It's par for the course at some of the bigger meetings were charged with attending that someone suggests we all "go around the table and introduce ourselves."
This is a nauseating process for many reasons, not the least of which is its pro-forma unctuousness. Usually however, I learn something about the people I'm sharing the table with.
There are those, for instance, who say their whole titles, they utter things like "I'm a group executive associate creative director." That "description" of course leaves you with no idea what these people actually do all day. I much prefer the people in the room who say something simpler, like "I'm a copywriter."
In any event last night I took Whiskey, my ten-month-old golden retriever, into the dog run that is not far from my apartment house. I was standing next to a young lady who promptly let out an old lady's sigh.
"Tough day at work?" I asked.
"Yeah," she said.
"I recognize the sigh." I responded. "What do you do?"

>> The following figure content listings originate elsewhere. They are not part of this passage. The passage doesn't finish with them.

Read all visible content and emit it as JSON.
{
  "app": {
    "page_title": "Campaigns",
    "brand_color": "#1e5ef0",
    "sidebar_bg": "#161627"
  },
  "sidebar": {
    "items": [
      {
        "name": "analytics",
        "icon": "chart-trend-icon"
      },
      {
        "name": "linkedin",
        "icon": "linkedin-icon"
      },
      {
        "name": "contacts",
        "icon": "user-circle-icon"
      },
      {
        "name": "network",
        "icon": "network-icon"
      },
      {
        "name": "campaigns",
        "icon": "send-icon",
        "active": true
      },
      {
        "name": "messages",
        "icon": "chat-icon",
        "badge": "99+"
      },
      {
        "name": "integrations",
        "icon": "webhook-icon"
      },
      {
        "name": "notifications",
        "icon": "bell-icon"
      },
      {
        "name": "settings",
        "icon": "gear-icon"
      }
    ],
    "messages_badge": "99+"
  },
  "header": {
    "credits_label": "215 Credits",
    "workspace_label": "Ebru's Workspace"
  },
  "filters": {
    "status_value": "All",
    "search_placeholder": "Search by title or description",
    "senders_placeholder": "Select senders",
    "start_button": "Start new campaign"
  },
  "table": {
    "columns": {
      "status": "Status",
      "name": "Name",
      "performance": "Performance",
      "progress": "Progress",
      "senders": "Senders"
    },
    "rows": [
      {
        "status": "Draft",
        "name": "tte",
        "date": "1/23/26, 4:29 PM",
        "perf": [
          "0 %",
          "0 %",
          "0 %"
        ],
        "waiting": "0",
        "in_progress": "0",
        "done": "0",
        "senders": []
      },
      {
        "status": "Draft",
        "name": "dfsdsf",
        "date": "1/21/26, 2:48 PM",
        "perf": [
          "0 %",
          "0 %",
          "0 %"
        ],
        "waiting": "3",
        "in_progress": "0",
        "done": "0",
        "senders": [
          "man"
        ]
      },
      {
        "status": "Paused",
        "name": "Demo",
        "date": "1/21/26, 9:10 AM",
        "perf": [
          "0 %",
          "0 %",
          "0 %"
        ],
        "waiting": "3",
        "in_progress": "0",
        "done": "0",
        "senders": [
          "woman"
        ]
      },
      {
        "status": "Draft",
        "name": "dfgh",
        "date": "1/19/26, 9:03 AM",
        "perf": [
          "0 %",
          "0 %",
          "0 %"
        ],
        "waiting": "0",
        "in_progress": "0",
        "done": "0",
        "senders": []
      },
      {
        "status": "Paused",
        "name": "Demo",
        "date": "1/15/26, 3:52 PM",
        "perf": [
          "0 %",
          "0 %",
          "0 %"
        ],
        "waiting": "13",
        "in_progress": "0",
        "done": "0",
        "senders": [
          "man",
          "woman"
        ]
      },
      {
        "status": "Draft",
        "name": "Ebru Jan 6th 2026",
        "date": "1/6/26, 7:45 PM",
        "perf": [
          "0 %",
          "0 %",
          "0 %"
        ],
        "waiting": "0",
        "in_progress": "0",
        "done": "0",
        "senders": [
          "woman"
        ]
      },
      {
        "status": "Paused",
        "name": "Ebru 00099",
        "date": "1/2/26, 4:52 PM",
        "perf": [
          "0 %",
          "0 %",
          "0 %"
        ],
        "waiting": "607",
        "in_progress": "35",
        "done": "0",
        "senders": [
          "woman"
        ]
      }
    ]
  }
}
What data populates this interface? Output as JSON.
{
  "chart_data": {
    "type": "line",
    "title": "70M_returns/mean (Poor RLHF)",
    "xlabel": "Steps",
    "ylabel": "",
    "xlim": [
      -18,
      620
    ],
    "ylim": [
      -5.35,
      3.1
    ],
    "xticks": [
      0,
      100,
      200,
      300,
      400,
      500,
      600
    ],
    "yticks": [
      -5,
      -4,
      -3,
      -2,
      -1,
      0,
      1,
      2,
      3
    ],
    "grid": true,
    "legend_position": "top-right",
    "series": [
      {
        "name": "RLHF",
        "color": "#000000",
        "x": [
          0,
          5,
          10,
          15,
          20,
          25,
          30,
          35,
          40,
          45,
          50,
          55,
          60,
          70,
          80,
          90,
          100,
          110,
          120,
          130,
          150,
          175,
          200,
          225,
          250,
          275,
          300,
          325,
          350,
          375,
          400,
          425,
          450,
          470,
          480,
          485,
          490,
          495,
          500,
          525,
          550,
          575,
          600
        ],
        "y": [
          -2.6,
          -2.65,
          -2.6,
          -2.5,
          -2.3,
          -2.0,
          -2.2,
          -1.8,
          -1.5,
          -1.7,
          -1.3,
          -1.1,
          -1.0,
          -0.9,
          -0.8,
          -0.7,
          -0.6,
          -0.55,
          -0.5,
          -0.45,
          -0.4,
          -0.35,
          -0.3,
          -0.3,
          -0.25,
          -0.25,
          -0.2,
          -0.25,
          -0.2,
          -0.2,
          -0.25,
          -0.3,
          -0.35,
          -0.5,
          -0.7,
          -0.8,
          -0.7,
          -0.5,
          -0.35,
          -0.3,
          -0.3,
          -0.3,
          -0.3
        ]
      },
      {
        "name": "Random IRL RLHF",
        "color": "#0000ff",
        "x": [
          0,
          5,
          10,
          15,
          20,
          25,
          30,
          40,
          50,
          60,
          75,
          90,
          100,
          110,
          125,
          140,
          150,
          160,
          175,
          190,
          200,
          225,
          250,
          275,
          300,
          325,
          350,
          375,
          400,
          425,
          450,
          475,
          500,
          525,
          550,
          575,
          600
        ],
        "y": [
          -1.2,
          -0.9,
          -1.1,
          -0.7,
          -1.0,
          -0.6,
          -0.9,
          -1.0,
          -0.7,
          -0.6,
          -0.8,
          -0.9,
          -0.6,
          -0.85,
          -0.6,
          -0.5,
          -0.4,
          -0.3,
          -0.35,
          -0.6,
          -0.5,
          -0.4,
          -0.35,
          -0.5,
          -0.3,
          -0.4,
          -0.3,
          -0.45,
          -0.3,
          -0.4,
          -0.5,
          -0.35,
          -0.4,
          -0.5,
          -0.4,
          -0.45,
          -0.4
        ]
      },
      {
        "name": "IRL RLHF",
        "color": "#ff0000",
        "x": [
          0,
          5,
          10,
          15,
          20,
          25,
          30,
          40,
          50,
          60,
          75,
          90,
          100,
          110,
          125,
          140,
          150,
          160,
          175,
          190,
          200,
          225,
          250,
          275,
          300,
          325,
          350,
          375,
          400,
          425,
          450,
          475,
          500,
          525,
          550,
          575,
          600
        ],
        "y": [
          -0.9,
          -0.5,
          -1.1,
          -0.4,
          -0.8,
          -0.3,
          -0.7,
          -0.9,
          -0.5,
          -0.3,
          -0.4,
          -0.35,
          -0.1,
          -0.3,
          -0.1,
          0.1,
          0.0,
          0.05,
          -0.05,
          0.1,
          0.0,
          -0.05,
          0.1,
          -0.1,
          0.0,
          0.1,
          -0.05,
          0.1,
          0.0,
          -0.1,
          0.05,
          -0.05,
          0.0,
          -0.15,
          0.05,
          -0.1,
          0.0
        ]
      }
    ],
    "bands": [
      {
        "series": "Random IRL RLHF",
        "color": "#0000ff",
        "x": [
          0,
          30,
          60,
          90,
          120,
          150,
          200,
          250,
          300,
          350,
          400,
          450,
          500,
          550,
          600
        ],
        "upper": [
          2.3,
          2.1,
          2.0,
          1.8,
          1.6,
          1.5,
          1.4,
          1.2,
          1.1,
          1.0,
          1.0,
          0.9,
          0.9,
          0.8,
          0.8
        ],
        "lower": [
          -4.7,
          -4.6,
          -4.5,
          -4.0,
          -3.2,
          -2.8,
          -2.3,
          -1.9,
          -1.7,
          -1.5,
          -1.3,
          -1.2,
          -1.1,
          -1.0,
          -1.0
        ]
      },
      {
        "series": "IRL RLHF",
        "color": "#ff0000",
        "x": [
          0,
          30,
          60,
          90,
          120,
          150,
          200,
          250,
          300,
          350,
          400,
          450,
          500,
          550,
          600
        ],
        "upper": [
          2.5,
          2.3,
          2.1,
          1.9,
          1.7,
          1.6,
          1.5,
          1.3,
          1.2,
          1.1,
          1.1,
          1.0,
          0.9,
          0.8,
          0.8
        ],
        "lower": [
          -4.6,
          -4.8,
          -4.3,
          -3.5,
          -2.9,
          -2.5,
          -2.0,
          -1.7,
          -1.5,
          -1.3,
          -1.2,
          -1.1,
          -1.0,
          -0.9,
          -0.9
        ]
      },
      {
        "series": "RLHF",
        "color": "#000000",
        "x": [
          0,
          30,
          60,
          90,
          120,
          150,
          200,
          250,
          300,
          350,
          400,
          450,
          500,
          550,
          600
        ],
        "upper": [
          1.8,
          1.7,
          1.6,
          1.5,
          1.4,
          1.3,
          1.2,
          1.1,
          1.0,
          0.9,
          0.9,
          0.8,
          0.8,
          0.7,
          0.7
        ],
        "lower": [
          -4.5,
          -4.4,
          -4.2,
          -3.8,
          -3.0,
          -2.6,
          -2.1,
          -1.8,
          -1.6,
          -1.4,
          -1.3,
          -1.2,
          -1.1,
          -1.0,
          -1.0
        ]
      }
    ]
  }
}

"I'm a marketing strategist for the MTA."
Hearing that, I wondered what does a marketing strategist for the Metropolitan Transportation Authority do?
Do you strategize about the circled numbers and letters that indicate train lines? Maybe the IRT should be blue and the BMT red?
Do you do double-blind studies that conclude that trains should run on time and actually be well-lit?
We have "double-speaked" our business and our lives to the point of oblivion.